W dokumencie kardynałowie i biskupi z grupy niemieckojęzycznej wskazali na "surowe i pozbawione miłosierdzia postawy" duszpasterskie, które powodowały niekiedy cierpienia ludzi, "a szczególnie samotnych matek i dzieci pozamałżeńskich, ludzi żyjących w związkach przed - i pozamałżeńskich, ludzi o orientacji homoseksualnej, a także rozwiedzionych i żyjących w drugich związkach cywilnych". Za takie postawy członkowie "circulus germanicus" proszą o wybaczenie.
Zwrócili też uwagę na potrzebę zmian "w zakresie języka, sposobu myślenia i działania odnośnie ludzkiej seksualności".

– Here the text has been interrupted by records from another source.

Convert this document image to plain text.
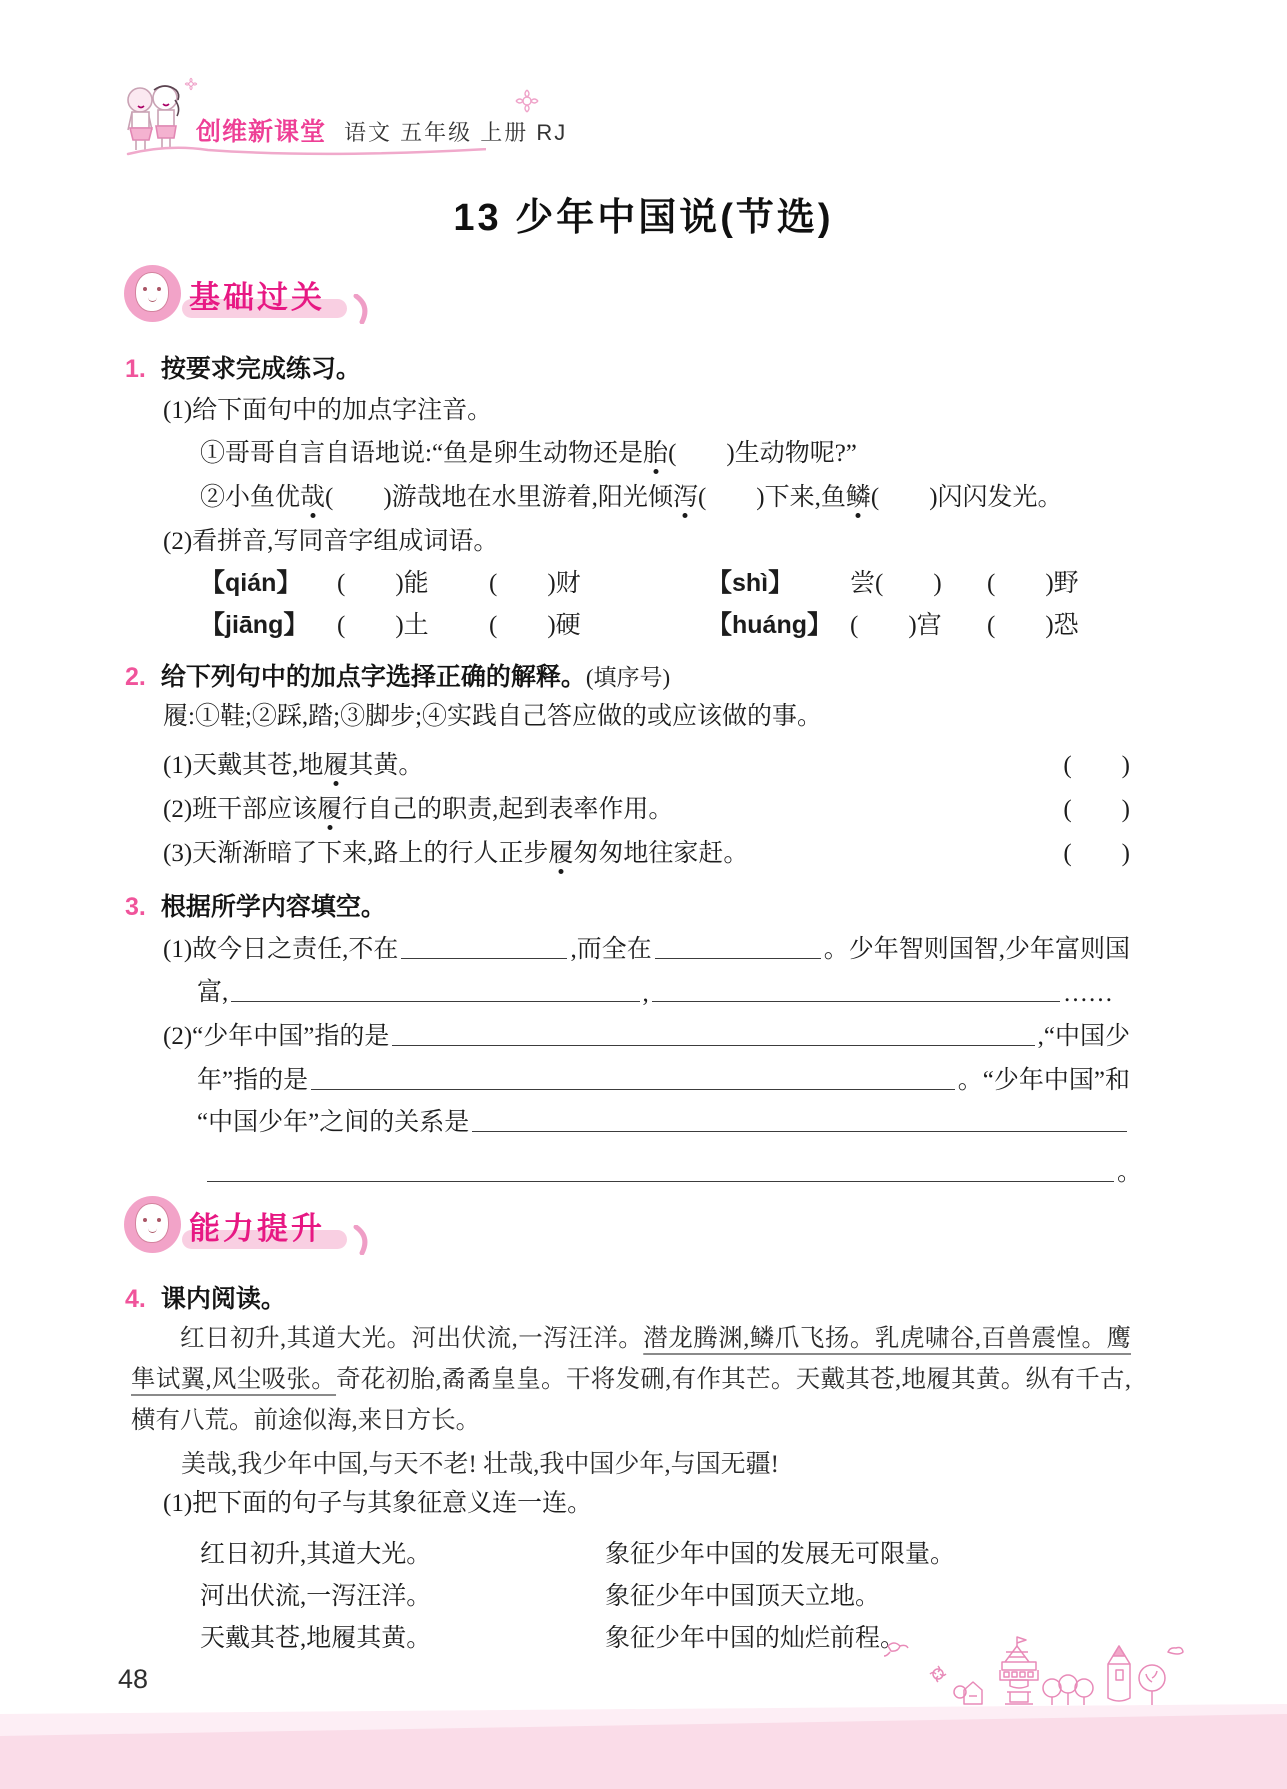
创维新课堂 语文 五年级 上册 RJ
13 少年中国说(节选)
基础过关
1. 按要求完成练习。
(1)给下面句中的加点字注音。
①哥哥自言自语地说:“鱼是卵生动物还是胎(　　)生动物呢?”
②小鱼优哉(　　)游哉地在水里游着,阳光倾泻(　　)下来,鱼鳞(　　)闪闪发光。
(2)看拼音,写同音字组成词语。
【qián】	(　　)能	(　　)财	【shì】	尝(　　)	(　　)野
【jiāng】	(　　)土	(　　)硬	【huáng】 (　　)宫	(　　)恐
2. 给下列句中的加点字选择正确的解释。(填序号)
履:①鞋;②踩,踏;③脚步;④实践自己答应做的或应该做的事。
(1)天戴其苍,地履其黄。	(　　)
(2)班干部应该履行自己的职责,起到表率作用。	(　　)
(3)天渐渐暗了下来,路上的行人正步履匆匆地往家赶。	(　　)
3. 根据所学内容填空。
(1)故今日之责任,不在	,而全在	。少年智则国智,少年富则国
富,	,	……
(2)“少年中国”指的是	,“中国少
年”指的是	。“少年中国”和
“中国少年”之间的关系是
。
能力提升
4. 课内阅读。
红日初升,其道大光。河出伏流,一泻汪洋。潜龙腾渊,鳞爪飞扬。乳虎啸谷,百兽震惶。鹰隼试翼,风尘吸张。奇花初胎,矞矞皇皇。干将发硎,有作其芒。天戴其苍,地履其黄。纵有千古,横有八荒。前途似海,来日方长。
美哉,我少年中国,与天不老! 壮哉,我中国少年,与国无疆!
(1)把下面的句子与其象征意义连一连。
红日初升,其道大光。	象征少年中国的发展无可限量。
河出伏流,一泻汪洋。	象征少年中国顶天立地。
天戴其苍,地履其黄。	象征少年中国的灿烂前程。
48
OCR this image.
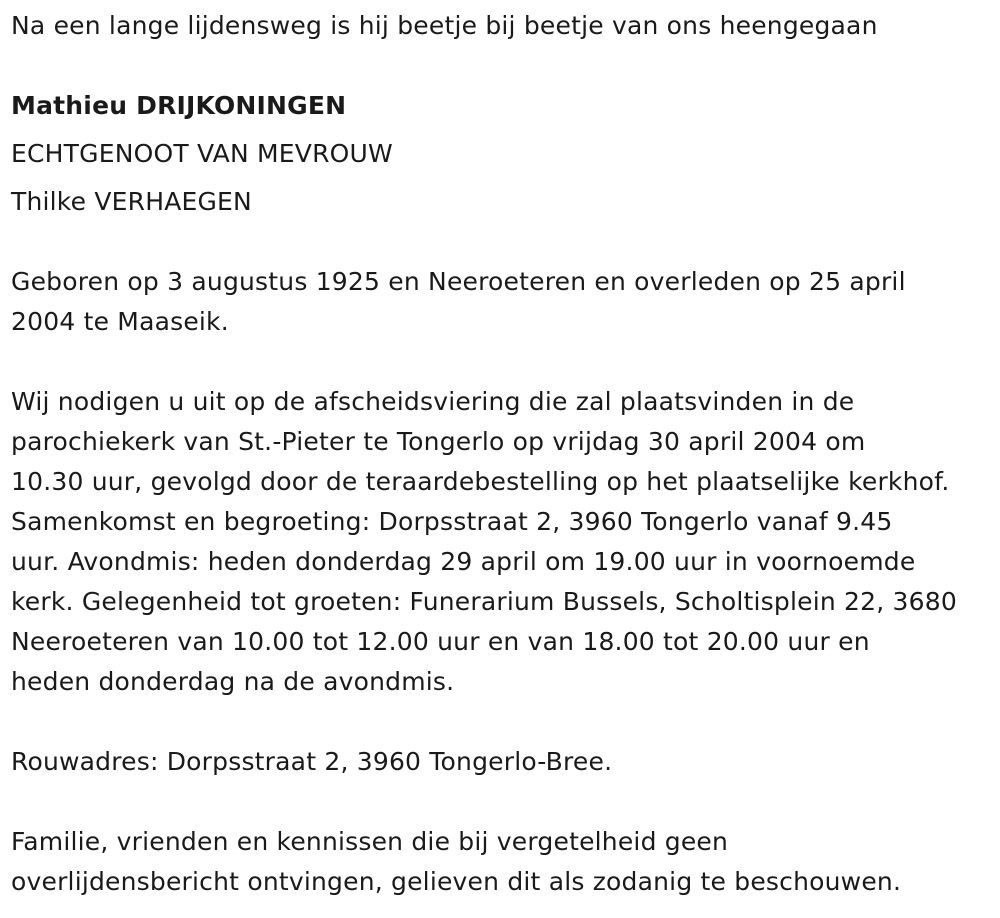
Na een lange lijdensweg is hij beetje bij beetje van ons heengegaan
Mathieu DRIJKONINGEN
ECHTGENOOT VAN MEVROUW
Thilke VERHAEGEN
Geboren op 3 augustus 1925 en Neeroeteren en overleden op 25 april
2004 te Maaseik.
Wij nodigen u uit op de afscheidsviering die zal plaatsvinden in de
parochiekerk van St.-Pieter te Tongerlo op vrijdag 30 april 2004 om
10.30 uur, gevolgd door de teraardebestelling op het plaatselijke kerkhof.
Samenkomst en begroeting: Dorpsstraat 2, 3960 Tongerlo vanaf 9.45
uur. Avondmis: heden donderdag 29 april om 19.00 uur in voornoemde
kerk. Gelegenheid tot groeten: Funerarium Bussels, Scholtisplein 22, 3680
Neeroeteren van 10.00 tot 12.00 uur en van 18.00 tot 20.00 uur en
heden donderdag na de avondmis.
Rouwadres: Dorpsstraat 2, 3960 Tongerlo-Bree.
Familie, vrienden en kennissen die bij vergetelheid geen
overlijdensbericht ontvingen, gelieven dit als zodanig te beschouwen.
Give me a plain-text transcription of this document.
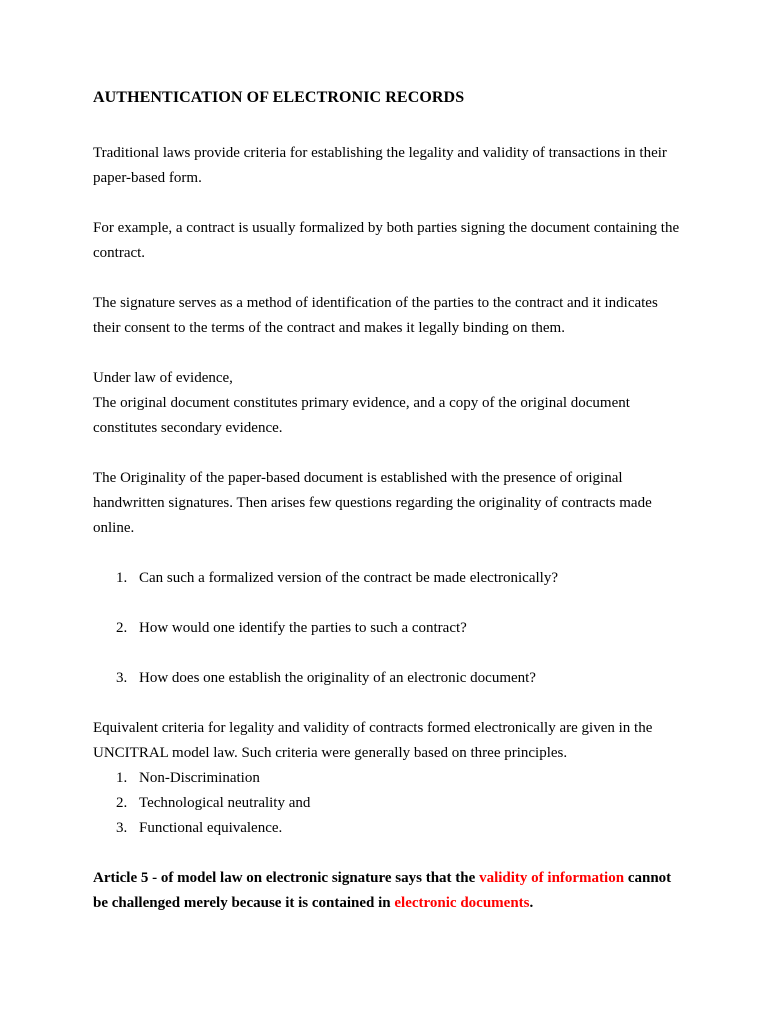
AUTHENTICATION OF ELECTRONIC RECORDS

Traditional laws provide criteria for establishing the legality and validity of transactions in their paper-based form.

For example, a contract is usually formalized by both parties signing the document containing the contract.

The signature serves as a method of identification of the parties to the contract and it indicates their consent to the terms of the contract and makes it legally binding on them.

Under law of evidence,

The original document constitutes primary evidence, and a copy of the original document constitutes secondary evidence.

The Originality of the paper-based document is established with the presence of original handwritten signatures. Then arises few questions regarding the originality of contracts made online.

1. Can such a formalized version of the contract be made electronically?
2. How would one identify the parties to such a contract?
3. How does one establish the originality of an electronic document?

Equivalent criteria for legality and validity of contracts formed electronically are given in the UNCITRAL model law. Such criteria were generally based on three principles.

1. Non-Discrimination
2. Technological neutrality and
3. Functional equivalence.

Article 5 - of model law on electronic signature says that the validity of information cannot be challenged merely because it is contained in electronic documents.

Odpowiedni język jest decydującym warunkiem w prowadzenia zwłaszcza młodych ludzi do dojrzałej seksualności. Podkreślili, że jest to przede wszystkim zadaniem rodziców i nie może być pozostawione tylko szkole, czy też mediom np. społecznościowym.
Odnosząc się do głoszonych teorii gender biskupi przypomnieli, że nauka chrześcijańska wychodzi z przekonania, iż Bóg stworzył człowieka jako mężczyznę i kobietę przykazując, aby byli jednym ciałem, "byli płodni i rozmnażali się".
Oświadczyli, że wprawdzie możliwe jest rozróżnianie między płciowością biologiczną i socjologiczną rolą płci, jednak zdecydowani odrzucili wszystkie ideologie, które uważają, że można zmienić płeć człowieka.
Biskupi języka niemieckiego skrytykowali publiczne wystąpienia niektórych ojców synodu odnośnie osób, treści i przebiegu Synodu. "Jest to sprzeczne z duchem jedności, duchem Synodu i jego elementarnych reguł. Zastosowane opisy i porównania są nie tylko niesłuszne i błędne, ale także obraźliwe. My się od nich odcinamy" - stwierdzili członkowie "circulus germanicus".